قانون بر پایه بهینه سازی مبتنی بر آزادی سفارش در کنترل حجم کار: یک مطالعه شبیه سازی از یک مکتب تولید کننده
|کد مقاله||سال انتشار||مقاله انگلیسی||ترجمه فارسی||تعداد کلمات|
|10101||2012||11 صفحه PDF||سفارش دهید||8924 کلمه|
Publisher : Elsevier - Science Direct (الزویر - ساینس دایرکت)
Journal : International Journal of Production Economics, , Volume 140, Issue 2, December 2012, Pages 670-680
The paper presents a simulation study that compares multi-period models for order release optimisation (Input/Output Control with fixed lead times and a clearing function model) with a traditional workload control-based order release mechanism (control of aggregate workload with periodic release). For the optimisation models the study assumes periodic re-planning and thus can also assess the effects of demand predictability. The simulation model is based on a practical case of a manufacturer of optical storage media.
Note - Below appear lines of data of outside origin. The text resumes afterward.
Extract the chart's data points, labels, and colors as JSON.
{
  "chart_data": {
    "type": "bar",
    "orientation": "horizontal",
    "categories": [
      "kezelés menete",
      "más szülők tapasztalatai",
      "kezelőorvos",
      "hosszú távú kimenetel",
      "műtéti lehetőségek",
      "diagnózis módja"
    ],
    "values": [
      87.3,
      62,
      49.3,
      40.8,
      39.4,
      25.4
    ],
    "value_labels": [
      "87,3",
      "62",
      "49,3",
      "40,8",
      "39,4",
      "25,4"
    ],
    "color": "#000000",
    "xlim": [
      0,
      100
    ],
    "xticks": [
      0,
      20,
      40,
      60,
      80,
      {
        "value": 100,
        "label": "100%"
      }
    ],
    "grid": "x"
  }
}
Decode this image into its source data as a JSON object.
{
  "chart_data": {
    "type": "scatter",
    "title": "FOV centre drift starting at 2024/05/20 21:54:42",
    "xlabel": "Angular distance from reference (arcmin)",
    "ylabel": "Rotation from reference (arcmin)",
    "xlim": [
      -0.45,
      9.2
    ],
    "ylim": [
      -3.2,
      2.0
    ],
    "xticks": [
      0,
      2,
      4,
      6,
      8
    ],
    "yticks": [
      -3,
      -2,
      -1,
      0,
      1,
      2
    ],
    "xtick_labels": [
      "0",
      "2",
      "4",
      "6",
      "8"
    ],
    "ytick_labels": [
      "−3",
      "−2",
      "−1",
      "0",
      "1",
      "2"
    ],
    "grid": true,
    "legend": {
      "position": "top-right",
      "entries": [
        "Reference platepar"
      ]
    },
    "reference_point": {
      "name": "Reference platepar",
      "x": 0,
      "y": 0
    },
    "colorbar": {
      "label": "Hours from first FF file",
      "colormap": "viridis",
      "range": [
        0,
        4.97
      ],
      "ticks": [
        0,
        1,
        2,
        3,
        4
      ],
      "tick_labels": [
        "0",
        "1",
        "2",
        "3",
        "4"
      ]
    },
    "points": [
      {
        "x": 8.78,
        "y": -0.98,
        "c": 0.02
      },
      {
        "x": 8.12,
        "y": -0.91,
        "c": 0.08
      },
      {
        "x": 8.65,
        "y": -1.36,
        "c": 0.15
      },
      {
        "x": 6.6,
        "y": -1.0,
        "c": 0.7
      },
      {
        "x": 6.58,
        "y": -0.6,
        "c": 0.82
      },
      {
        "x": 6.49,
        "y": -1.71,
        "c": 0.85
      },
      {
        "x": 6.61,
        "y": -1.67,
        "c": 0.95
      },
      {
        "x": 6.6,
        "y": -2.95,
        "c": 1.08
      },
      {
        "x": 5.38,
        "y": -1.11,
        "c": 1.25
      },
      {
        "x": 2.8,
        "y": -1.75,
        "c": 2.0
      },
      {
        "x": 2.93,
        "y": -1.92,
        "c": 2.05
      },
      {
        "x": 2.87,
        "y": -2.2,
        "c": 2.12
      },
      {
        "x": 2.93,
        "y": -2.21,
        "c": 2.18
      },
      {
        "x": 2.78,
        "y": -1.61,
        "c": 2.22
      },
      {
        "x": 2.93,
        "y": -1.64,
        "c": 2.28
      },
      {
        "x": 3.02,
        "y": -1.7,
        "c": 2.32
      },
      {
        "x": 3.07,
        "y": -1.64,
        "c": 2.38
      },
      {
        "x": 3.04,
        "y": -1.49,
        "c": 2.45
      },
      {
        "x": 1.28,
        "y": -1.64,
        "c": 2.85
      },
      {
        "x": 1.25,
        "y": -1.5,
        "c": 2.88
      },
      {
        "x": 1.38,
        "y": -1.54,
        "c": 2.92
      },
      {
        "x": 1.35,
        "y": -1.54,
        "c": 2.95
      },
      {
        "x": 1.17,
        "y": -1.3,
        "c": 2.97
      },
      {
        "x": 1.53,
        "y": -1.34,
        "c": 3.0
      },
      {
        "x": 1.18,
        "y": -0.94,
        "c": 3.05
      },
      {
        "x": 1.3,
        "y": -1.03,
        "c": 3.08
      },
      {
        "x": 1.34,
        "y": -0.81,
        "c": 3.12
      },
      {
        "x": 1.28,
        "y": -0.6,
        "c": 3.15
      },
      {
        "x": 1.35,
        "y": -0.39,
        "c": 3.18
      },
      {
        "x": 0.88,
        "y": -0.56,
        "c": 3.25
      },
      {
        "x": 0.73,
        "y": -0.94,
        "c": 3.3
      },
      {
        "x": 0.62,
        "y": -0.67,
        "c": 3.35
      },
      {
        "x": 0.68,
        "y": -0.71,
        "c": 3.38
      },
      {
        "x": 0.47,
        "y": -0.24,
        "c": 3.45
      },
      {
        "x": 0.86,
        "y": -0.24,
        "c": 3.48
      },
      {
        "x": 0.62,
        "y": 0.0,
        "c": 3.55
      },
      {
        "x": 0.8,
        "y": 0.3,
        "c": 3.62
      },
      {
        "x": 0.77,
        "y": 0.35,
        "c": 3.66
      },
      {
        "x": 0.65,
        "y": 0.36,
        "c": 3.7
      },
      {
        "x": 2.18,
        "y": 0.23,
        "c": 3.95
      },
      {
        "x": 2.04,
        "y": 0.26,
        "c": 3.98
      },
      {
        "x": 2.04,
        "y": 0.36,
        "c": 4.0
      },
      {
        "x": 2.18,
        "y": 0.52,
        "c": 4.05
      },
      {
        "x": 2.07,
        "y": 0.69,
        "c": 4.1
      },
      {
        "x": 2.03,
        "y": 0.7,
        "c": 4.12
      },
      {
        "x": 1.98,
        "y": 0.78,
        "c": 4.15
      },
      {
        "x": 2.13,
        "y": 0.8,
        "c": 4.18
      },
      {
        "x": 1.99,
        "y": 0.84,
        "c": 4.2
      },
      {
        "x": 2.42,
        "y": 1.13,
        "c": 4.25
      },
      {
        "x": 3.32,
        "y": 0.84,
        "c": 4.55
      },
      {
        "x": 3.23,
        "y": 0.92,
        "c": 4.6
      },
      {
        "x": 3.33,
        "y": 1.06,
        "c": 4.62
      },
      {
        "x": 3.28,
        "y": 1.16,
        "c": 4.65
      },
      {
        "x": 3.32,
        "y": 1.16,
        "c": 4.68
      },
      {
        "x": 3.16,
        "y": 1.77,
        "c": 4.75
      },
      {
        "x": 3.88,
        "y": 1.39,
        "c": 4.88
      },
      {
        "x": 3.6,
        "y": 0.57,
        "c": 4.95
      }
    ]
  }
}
The results indicate that optimisation models for order release planning largely outperform traditional workload control-based order release mechanisms even in the case of poor demand forecasts.
نتیجه گیری انگلیسی
We can conclude that order release planning using the Input/Output Control model largely outperforms the traditional release mechanism even if demand predictability is low, except in the case of largely constant demand and product mix. Eliminating the fixed lead time constraint as in the clearing function model potentially should further improve the results, although there are still some technical difficulties with this type of model. The results indicate that in a number of practical cases the (relatively complex) order release optimisation models perform better than the (relatively simple) traditional order release mechanisms. This indicates a trade-off between complexity and performance even in the case of customer order driven production that was simulated here. The study presented in this paper provides important insights, but we are aware of its limitations. Due to the long computation time (about 15 h per scenario) only two values for each experimental factor have been examined. Extending the forecast and planning horizon to at least one seasonal cycle might make sense, especially in a make-to-stock environment. A thorough comparison of the CF model with tradRM and IOC remains to be done. This requires a theoretically consistent logic to modify the parameters of the clearing function (e.g., a quantile regression). Asmundsson et al. (2009) use a “conservative clearing function” that lies below a certain percentage of the data points. Although many of the results are in line with the present literature and with what we would expect via intuition, the quantitative results are limited to the simulated case. The validity of the results for other product and material flow structures and for other demand processes must be assessed in future studies. Since the sensitivity of the optimization-based release procedures (IOC and CF) to the accuracy of the demand forecasts is crucial for the relative performance of the rule-based and the optimization-based approach, the question of which factors influence this sensitivity is of particular importance. Continuing this study to include these new experimental factors would be a logical extension.